Obtaining an IDP is done through the Department for Transport and is done, in person, at the Post Office, from the 1st of February.
If you are taking your own car to Europe, you will need to make sure your insurance policy covers you for driving in any countries you intend to visit. While all UK insurance policies provide the minimum 3rd party cover for driving in EU countries as standard this will not automatically apply in the event of a no-deal Brexit. In any event, you should contact your insurers directly to find out exactly what you are covered for and where. In the event of an accident abroad, you will almost certainly want more than third party cover. A temporary extension to fully comprehensive cover is a logical minimum, and additional cover against legal costs is a good idea. It’s difficult enough arguing with lawyers at the best of times, without having to deal with a different language and set of laws. In any event, you will need to ensure you carry a ‘green card’ to prove that you are insured to drive abroad. As well as making sure you are insured, if you don’t already have a dash-cam, then a trip abroad is a great time to invest in one. Dash-cams are becoming increasingly common and nothing stands up in court quite as well as video evidence. In addition, some insurance companies will offer a discount if you regularly use a dash-cam so it’s well worth looking into.
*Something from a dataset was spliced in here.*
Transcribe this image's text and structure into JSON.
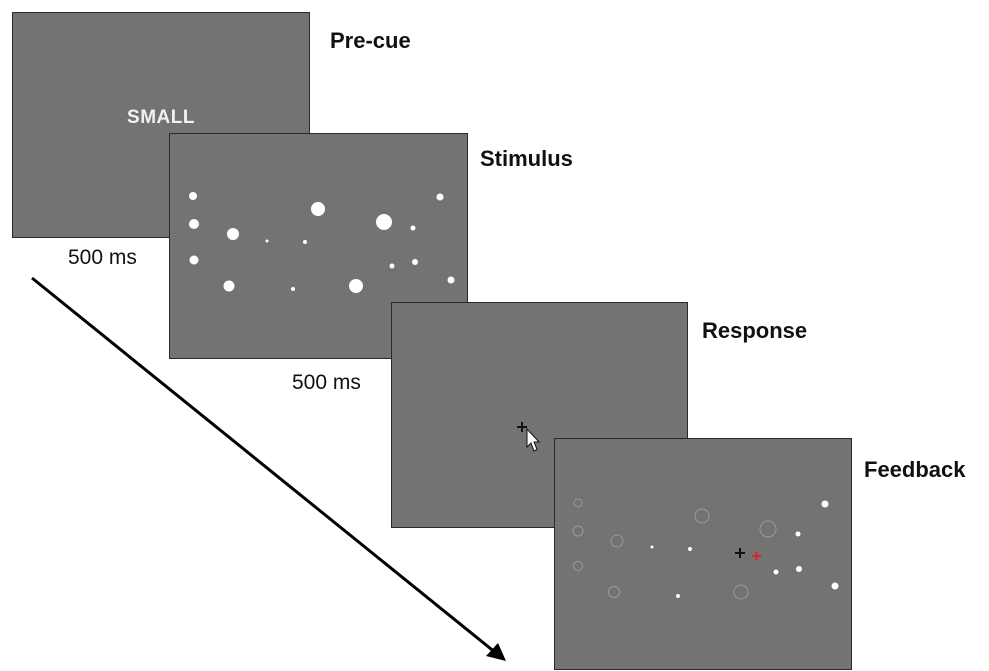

Although the EU has indicated that UK citizens will not require a Visa to travel in the EU in the immediate future, even in the event of a no-deal Brexit, there are still some things that you will need. If we leave without a deal, then you will need to make sure your passport is valid for long enough after your stay. Citizens of third countries are required to hold a passport issued less than ten years ago, and with at least three months before expiry. Additionally, the UK Gov advises that you should have at least six months left because UK citizens may visit the EU for up to 90 days without a visa. If a withdrawal agreement is agreed, then no such restrictions will apply. Similarly, the European Health Insurance Card will still be valid if a deal is agreed, but without such a deal you would need to take out separate health insurance to cover you against any health issues arising while abroad. While talking to your insurance company you should also check what terms of cover apply to any disruption caused by unforeseen circumstances arising from a no-deal Brexit.
If you are driving abroad commercially, either transporting goods or for work purposes, this is at least one more large article in its own right. However, if you are self-employed you may well be taking your work van on holiday. And of course, many will still have reason to be working abroad and, presumably dealt with all the new regulations required. In this case, most of the advice above applies the same as for other road users. It is important however to make sure when speaking to your insurance company that you make clear you are travelling in a professional capacity. Whatever your trade, you will likely be carrying tools or other equipment need to carry out the work, and you will want to make sure these are covered in the event of a theft. Similarly, you will want to make sure that you are covered against any delays due to an accident, legal issues, or bureaucracy which might cause you to be unable to meet commitments and carry out your work.
In general, the withdrawal agreement, or any future withdrawal agreement that may or may not be negotiated and ratified would make most additional preparations unnecessary. However, the very real possibility of no deal being agreed in time means that, if your travel plans involve visiting Europe from 29th March and for the next few months at least, then you would be better off preparing for a worst-case scenario rather than waiting to see what the situation is. Plans can easily be scrapped, if it turns out they are not needed, but if we do exit the EU without a deal and you have not made any arrangements then it may well be too late. Whatever the outcome, it is hoped that you will have an enjoyable and trouble-free trip to Europe.